Dimensions of Human Being


There are various dimensions of self. In a simple explanation, we all think and feel in diverse yet similar ways — either going through extremes or in a more stable fashion.

Emotions are triggered by thoughts, and thoughts by emotions. When we feel we need to name those emotions in our minds, and hence language influences the course of thought and response towards the emotion in a short period of time. From this process, new patterns of being arise, creating what we call spiritual growth, personal development, self-actualization, self-realization and so forth.

In order to find authenticity of self, without the survival mechanisms of the ego in the way, a way of simply being, we need to stop looking for the singularity of emotion, and start noticing the spectrum in which emotions operate. Become their observer, and notice how humanity is tied together in such conditions of emotion, thought and response.

Homeostasis functions this way, creating interaction between the Self, the Other and the Environment. The true making of cultures, as explained by the neuroscientist Antonio Damasio in his book “The Strange Order of Things”.
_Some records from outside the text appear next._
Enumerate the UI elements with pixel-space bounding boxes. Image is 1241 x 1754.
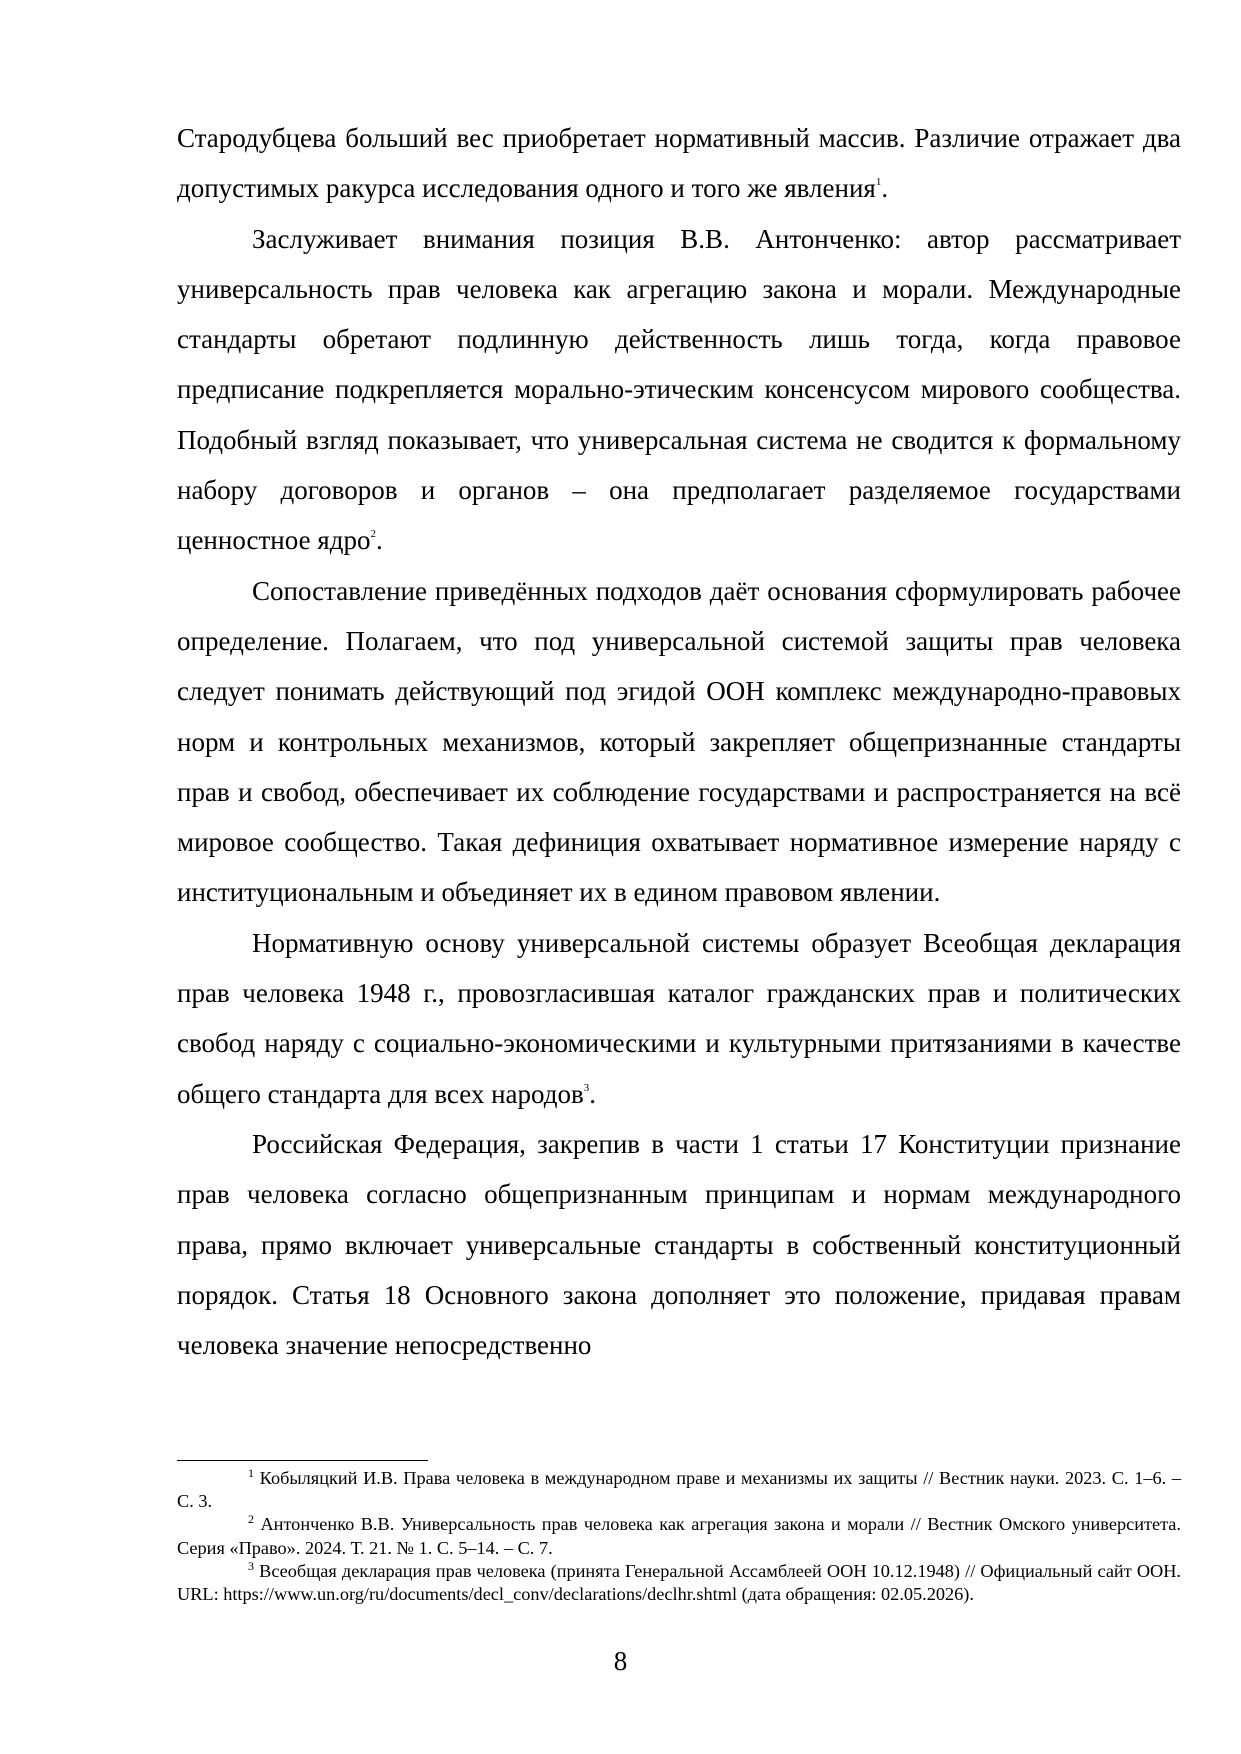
paragraph-4-text: Нормативную основу универсальной системы образует Всеобщая декларация прав человека 1948 г., провозгласившая каталог гражданских прав и политических свобод наряду с социально-экономическими и культурными притязаниями в качестве общего стандарта для всех народов <box>177 927 1181 1109</box>
paragraph-1 <box>177 113 1181 214</box>
footnote-3-text: Всеобщая декларация прав человека (принята Генеральной Ассамблеей ООН 10.12.1948) // Официальный сайт ООН. URL: https://www.un.org/ru/documents/decl_conv/declarations/declhr.shtml (дата обращения: 02.05.2026). <box>177 1560 1181 1605</box>
footnote-ref-2[interactable]: 2 <box>370 528 376 541</box>
footnote-1 <box>177 1467 1181 1513</box>
footnote-1-number: 1 <box>248 1466 254 1480</box>
paragraph-1-tail: . <box>881 173 889 204</box>
footnote-2 <box>177 1513 1181 1559</box>
page-number: 8 <box>613 1646 628 1676</box>
footnote-2-number: 2 <box>248 1512 254 1527</box>
paragraph-4-tail: . <box>589 1078 596 1109</box>
footnote-ref-3[interactable]: 3 <box>583 1081 590 1094</box>
paragraph-2 <box>177 214 1181 566</box>
paragraph-3-text: Сопоставление приведённых подходов даёт основания сформулировать рабочее определение. Полагаем, что под универсальной системой защиты прав человека следует понимать действующий под эгидой ООН комплекс международно-правовых норм и контрольных механизмов, который закрепляет общепризнанные стандарты прав и свобод, обеспечивает их соблюдение государствами и распространяется на всё мировое сообщество. Такая дефиниция охватывает нормативное измерение наряду с институциональным и объединяет их в едином правовом явлении. <box>177 575 1181 908</box>
footnote-ref-1[interactable]: 1 <box>875 176 882 189</box>
footnote-3-number: 3 <box>248 1558 254 1573</box>
footnote-separator <box>177 1460 428 1461</box>
paragraph-1-text: Стародубцева больший вес приобретает нормативный массив. Различие отражает два допустимых ракурса исследования одного и того же явления <box>177 123 1181 204</box>
paragraph-4 <box>177 918 1181 1119</box>
paragraph-5 <box>177 1119 1181 1370</box>
paragraph-3 <box>177 566 1181 918</box>
paragraph-2-text: Заслуживает внимания позиция В.В. Антонченко: автор рассматривает универсальность прав человека как агрегацию закона и морали. Международные стандарты обретают подлинную действенность лишь тогда, когда правовое предписание подкрепляется морально-этическим консенсусом мирового сообщества. Подобный взгляд показывает, что универсальная система не сводится к формальному набору договоров и органов – она предполагает разделяемое государствами ценностное ядро <box>177 223 1181 556</box>
footnotes <box>177 1467 1181 1606</box>
body-text <box>177 113 1181 1370</box>
footnote-3 <box>177 1560 1181 1606</box>
paragraph-2-tail: . <box>375 525 383 556</box>
paragraph-5-text: Российская Федерация, закрепив в части 1 статьи 17 Конституции признание прав человека согласно общепризнанным принципам и нормам международного права, прямо включает универсальные стандарты в собственный конституционный порядок. Статья 18 Основного закона дополняет это положение, придавая правам человека значение непосредственно <box>177 1128 1181 1361</box>
footnote-1-text: Кобыляцкий И.В. Права человека в международном праве и механизмы их защиты // Вестник науки. 2023. С. 1–6. – С. 3. <box>177 1468 1181 1512</box>
footnote-2-text: Антонченко В.В. Универсальность прав человека как агрегация закона и морали // Вестник Омского университета. Серия «Право». 2024. Т. 21. № 1. С. 5–14. – С. 7. <box>177 1514 1181 1558</box>
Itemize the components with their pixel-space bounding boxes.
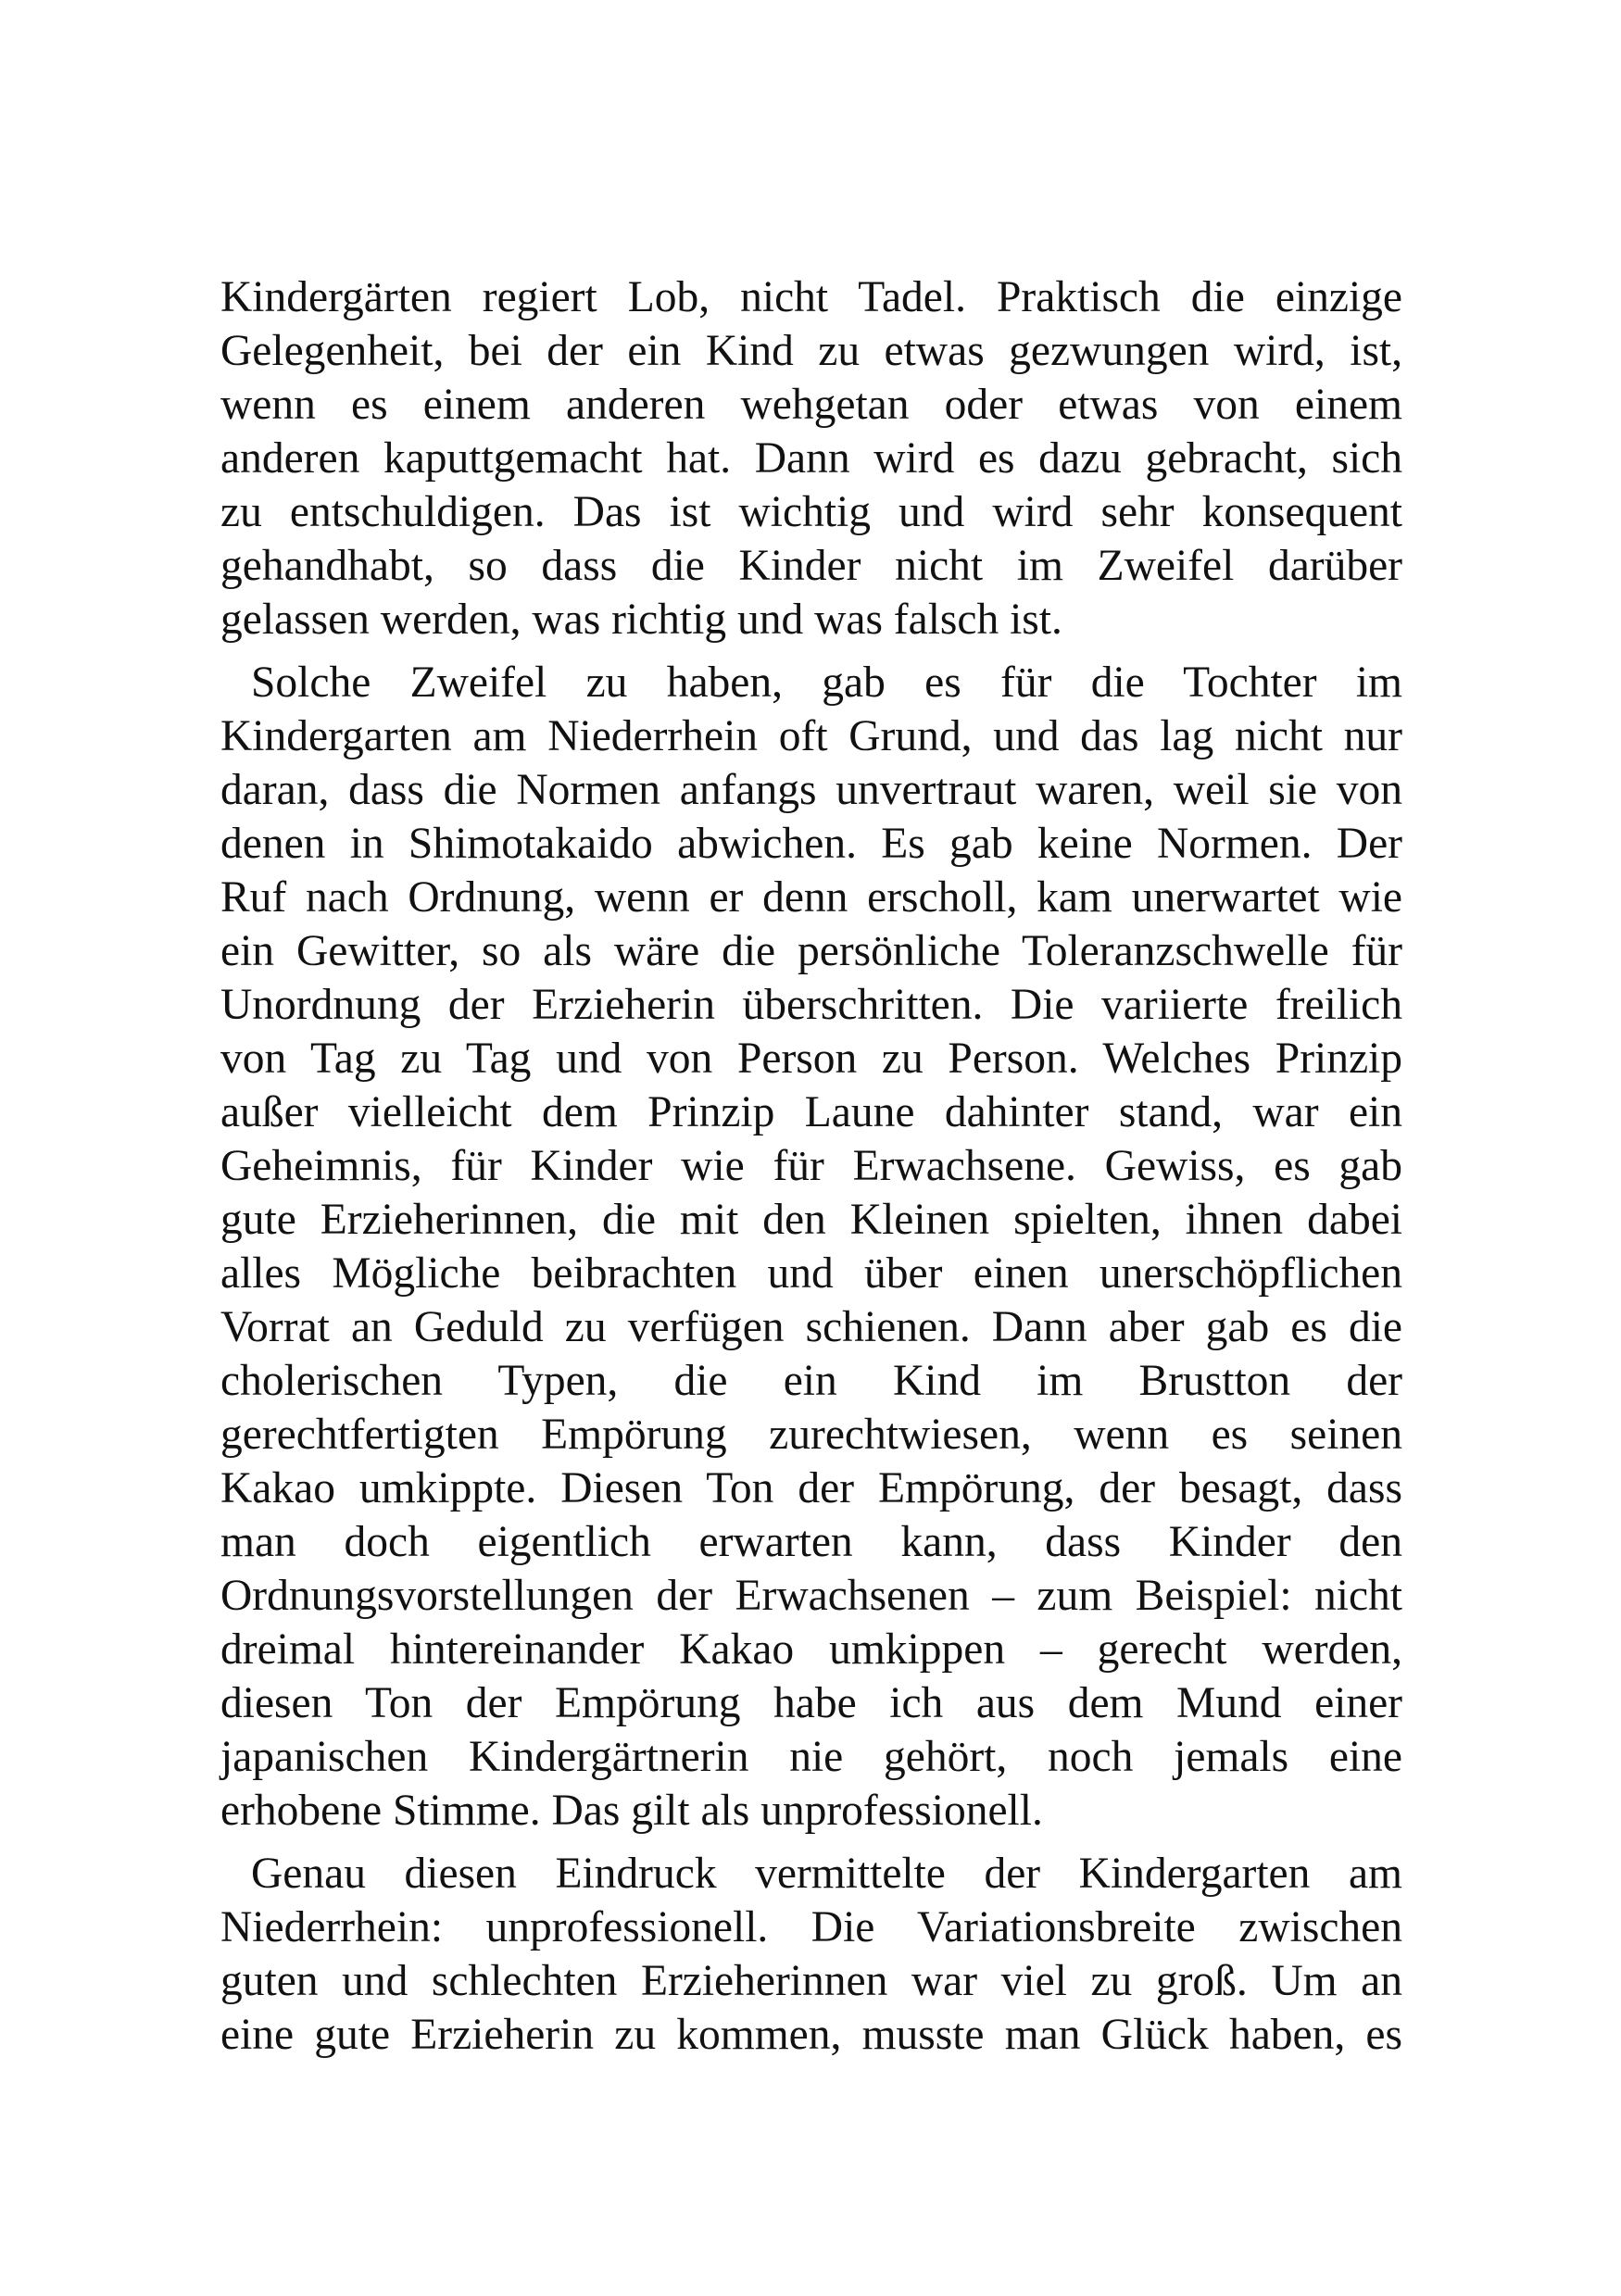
text-line: Solche Zweifel zu haben, gab es für die Tochter im — [251, 659, 1402, 707]
text-line: gerechtfertigten Empörung zurechtwiesen, wenn es seinen — [220, 1411, 1402, 1459]
text-line: daran, dass die Normen anfangs unvertraut waren, weil sie von — [220, 766, 1402, 814]
text-line: erhobene Stimme. Das gilt als unprofessionell. — [220, 1787, 1043, 1835]
text-line: cholerischen Typen, die ein Kind im Brustton der — [220, 1357, 1402, 1405]
text-line: Kindergärten regiert Lob, nicht Tadel. Praktisch die einzige — [220, 273, 1402, 321]
text-line: gute Erzieherinnen, die mit den Kleinen spielten, ihnen dabei — [220, 1196, 1402, 1244]
text-line: dreimal hintereinander Kakao umkippen – gerecht werden, — [220, 1625, 1402, 1674]
body-text — [220, 270, 1402, 2062]
text-line: japanischen Kindergärtnerin nie gehört, noch jemals eine — [220, 1733, 1402, 1781]
text-line: anderen kaputtgemacht hat. Dann wird es dazu gebracht, sich — [220, 434, 1402, 483]
text-line: Kindergarten am Niederrhein oft Grund, und das lag nicht nur — [220, 712, 1402, 760]
text-line: Ruf nach Ordnung, wenn er denn erscholl, kam unerwartet wie — [220, 873, 1402, 922]
text-line: Vorrat an Geduld zu verfügen schienen. Dann aber gab es die — [220, 1303, 1402, 1351]
text-line: von Tag zu Tag und von Person zu Person. Welches Prinzip — [220, 1035, 1402, 1083]
text-line: wenn es einem anderen wehgetan oder etwas von einem — [220, 381, 1402, 429]
text-line: guten und schlechten Erzieherinnen war viel zu groß. Um an — [220, 1957, 1402, 2005]
text-line: alles Mögliche beibrachten und über einen unerschöpflichen — [220, 1249, 1402, 1298]
text-line: Genau diesen Eindruck vermittelte der Kindergarten am — [251, 1850, 1402, 1898]
text-line: man doch eigentlich erwarten kann, dass Kinder den — [220, 1518, 1402, 1566]
text-line: eine gute Erzieherin zu kommen, musste man Glück haben, es — [220, 2011, 1402, 2059]
text-line: außer vielleicht dem Prinzip Laune dahinter stand, war ein — [220, 1088, 1402, 1136]
text-line: ein Gewitter, so als wäre die persönliche Toleranzschwelle für — [220, 927, 1402, 975]
text-line: Niederrhein: unprofessionell. Die Variationsbreite zwischen — [220, 1903, 1402, 1951]
text-line: diesen Ton der Empörung habe ich aus dem Mund einer — [220, 1679, 1402, 1727]
paragraph-2 — [220, 656, 1402, 1838]
text-line: Ordnungsvorstellungen der Erwachsenen – zum Beispiel: nicht — [220, 1572, 1402, 1620]
text-line: zu entschuldigen. Das ist wichtig und wird sehr konsequent — [220, 488, 1402, 536]
text-line: Unordnung der Erzieherin überschritten. Die variierte freilich — [220, 981, 1402, 1029]
text-line: gelassen werden, was richtig und was falsch ist. — [220, 596, 1062, 644]
text-line: Geheimnis, für Kinder wie für Erwachsene. Gewiss, es gab — [220, 1142, 1402, 1190]
paragraph-3 — [220, 1847, 1402, 2062]
text-line: denen in Shimotakaido abwichen. Es gab keine Normen. Der — [220, 820, 1402, 868]
text-line: gehandhabt, so dass die Kinder nicht im Zweifel darüber — [220, 542, 1402, 590]
text-line: Gelegenheit, bei der ein Kind zu etwas gezwungen wird, ist, — [220, 327, 1402, 375]
paragraph-1 — [220, 270, 1402, 646]
text-line: Kakao umkippte. Diesen Ton der Empörung, der besagt, dass — [220, 1464, 1402, 1512]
To be an observer of the spectrum of emotions, we borrow from meditation and mindfulness the pattern of being non-judgemental about what arises in the self, and the confluence of the survival mechanisms from the ego that move some deeply rooted behaviors. As an example, how to respond to anger? When someone is yelling, we either yell back or stand in silence, or fight, or go to another room, sometimes slamming the door behind us. These reactions are engrained in us as solutions to the simple problem of threat. Buddhist schools teach non-judgmental compassion facing another’s pain, and anger does come from pain, misunderstandings and confusion.

Accepting the spectrum of emotions, does not mean to stand idle when facing our own darkness and say “Oh, I am this way and I just have to accept myself”. Acceptance does not mean compliance. Acceptance means realizing what belongs where, for what reason, with what purpose, and questioning whether it needs changing or cultivating more of it. This is the path of least suffering, and like any path relating suffering, we often need to suffer a lot in order to understand it. The Buddhists call it Dukka.

Like any path, it confuses us, we can get a little lost, and we then seek guidance from mentors, gurus, articles, YouTube videos, mediums and astrologers, and so forth… When in fact the answer always lies in being the observant.

There is a little exercise I practice in meditation, where I send an imaginary turtle to find me the anwers of the questions that fill my mind when entering the meditative space inside. This turtle often comes back later with ideas, new thoughts, new dimensions of emotion. It’s an interesting exercise because it helps develop not only the imagination, as patience and being more observant.

It seems simple to speak of things in these terms, but it’s a practice that takes time, effort and, again, lots of patience for ourselves. Observing how we get angry with ourselves for being imperfect, how the hindrances we take on life as obstacles to face sometimes are just a way of our own selves to protect us from what can bring us instability.

If anyone has told you an awakening of sorts, often spoken about it being spiritual, is glitter and scented roses, they were lying. It’s a heartbreaking, sweat dwelling, teeth grinding, anxiety propulsor, solution-finding-obsession, path of life. But when the fruits of this labor start to bear, it’s impossible to go back to our previous way of reaction.

A pause to think and observe ourselves, often is the most rewarding experience someone can ever have.